The two nations also have different histories when it comes to impact. In America, the 1980 Bayh-Dole Act helped define who has responsibilities for taking forward an invention and who owns the intellectual property (IP). Up to then, the US government had tried to only offer non-exclusive licenses to patents resulting from federally funded research, with few new innovations emerging. Any commercial company that took the risk of taking a new idea to market could expect to be crowded out if it was successful. Bayh-Dole changed all that, resulting in a huge rise in innovation (e.g. a tenfold increase in academic patenting in the first 20 years) as products were developed, patented and commercialised by universities and other research organisations (often in partnership with businesses), which could retain the new IP even if the underlying research was federally-funded. The UK came to broadly similar conclusions about the same time, but the responses have been different.
Special relationships
In England, flexible Higher Education Innovation Fund (HEIF) money is provided from the government to help professionalise knowledge exchange across a wide range of university business collaboration activities, whereas in the US such work is generally self-funded through commercial income from businesses. Fielding explained that in the UK, there’s a concern that such an approach would “tend to make relationships too transactional and short-term, as long-term investment is required to build relationships”.

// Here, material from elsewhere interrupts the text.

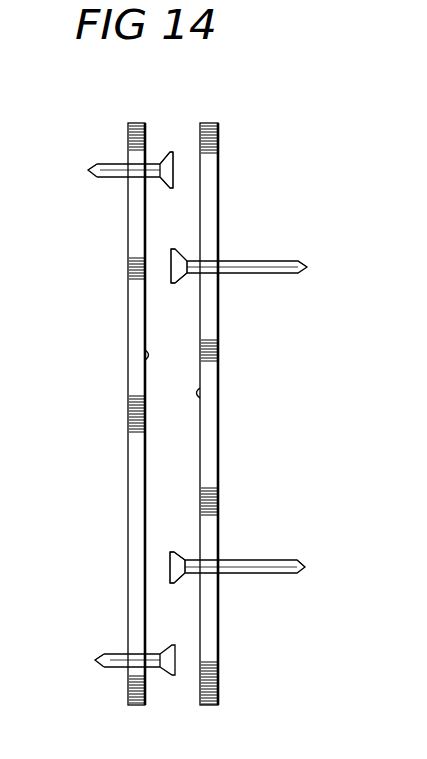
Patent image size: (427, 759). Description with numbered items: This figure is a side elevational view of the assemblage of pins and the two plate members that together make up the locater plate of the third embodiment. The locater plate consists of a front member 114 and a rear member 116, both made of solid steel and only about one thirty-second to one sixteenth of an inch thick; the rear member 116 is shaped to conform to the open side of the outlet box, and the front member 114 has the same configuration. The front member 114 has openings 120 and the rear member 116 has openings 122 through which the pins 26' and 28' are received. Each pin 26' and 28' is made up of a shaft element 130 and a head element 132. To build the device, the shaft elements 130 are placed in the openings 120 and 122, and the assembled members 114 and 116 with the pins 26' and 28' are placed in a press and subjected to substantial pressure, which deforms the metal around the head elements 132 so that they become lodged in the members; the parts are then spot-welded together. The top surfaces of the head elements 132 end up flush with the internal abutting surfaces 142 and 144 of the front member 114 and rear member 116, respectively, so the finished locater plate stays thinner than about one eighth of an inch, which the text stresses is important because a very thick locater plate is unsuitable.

By contrast, alumni play a much bigger role in the US, with the UK only starting to catch up (from a long way behind). It’s a “completely different order of magnitude” says Fielding. In America, alumni connections and donations support a range of knowledge exchange activities, from sponsored chairs, to new research centres, to greater mobility of people (at all career stages) between industry and universities. In the UK, HEIF and other schemes allow some of that activity e.g. industry fellowships or secondments. Often, people in businesses need to have experience of universities to understand the benefits, with a bit of money often required to help get them started.
The metrics tail wags
I heard how impact and knowledge exchange activities in the US tend to be broken down into technology transfer, licensing, spin-outs and patents – with corresponding metrics, targets and teams working on each. The long-running annual Association of University Technology Managers survey gathers data on a narrow set of measures, driving behaviour accordingly. There has been renewed scrutiny recently of how pharmaceutical companies in particular benefit from publicly-funded US university research, raising questions about the difference between fundamental and applied research. The emerging Return on Investment (ROI) Initiative for Unleashing American Innovation, run by the National Institute of Standards and Technology (which itself is an arm of the federal Department of Commerce), aims to ensure public funding better supports national security and attracts private investment.
By contrast, the UK uses a broader conception of impact and knowledge exchange, encompassing a wider range of collaborations with non-academic partners that can lead to a wider range of outcomes e.g. joint research projects, consultancy, training, or student placements. All these activities tend to be more coordinated within institutions. In the UK, impact and knowledge exchange are seen more as a two-way “exchange”, rather than a one-way linear process. The annual HE-BCI survey, which has been running for 19 years, is also seen as more comprehensive, accounting for the wider range of activities and partnership types, and aiming to allow a diverse sector to play to individual institutional strengths. The Knowledge Exchange Framework (KEF) attempts to follow this approach, recognising different institutional missions.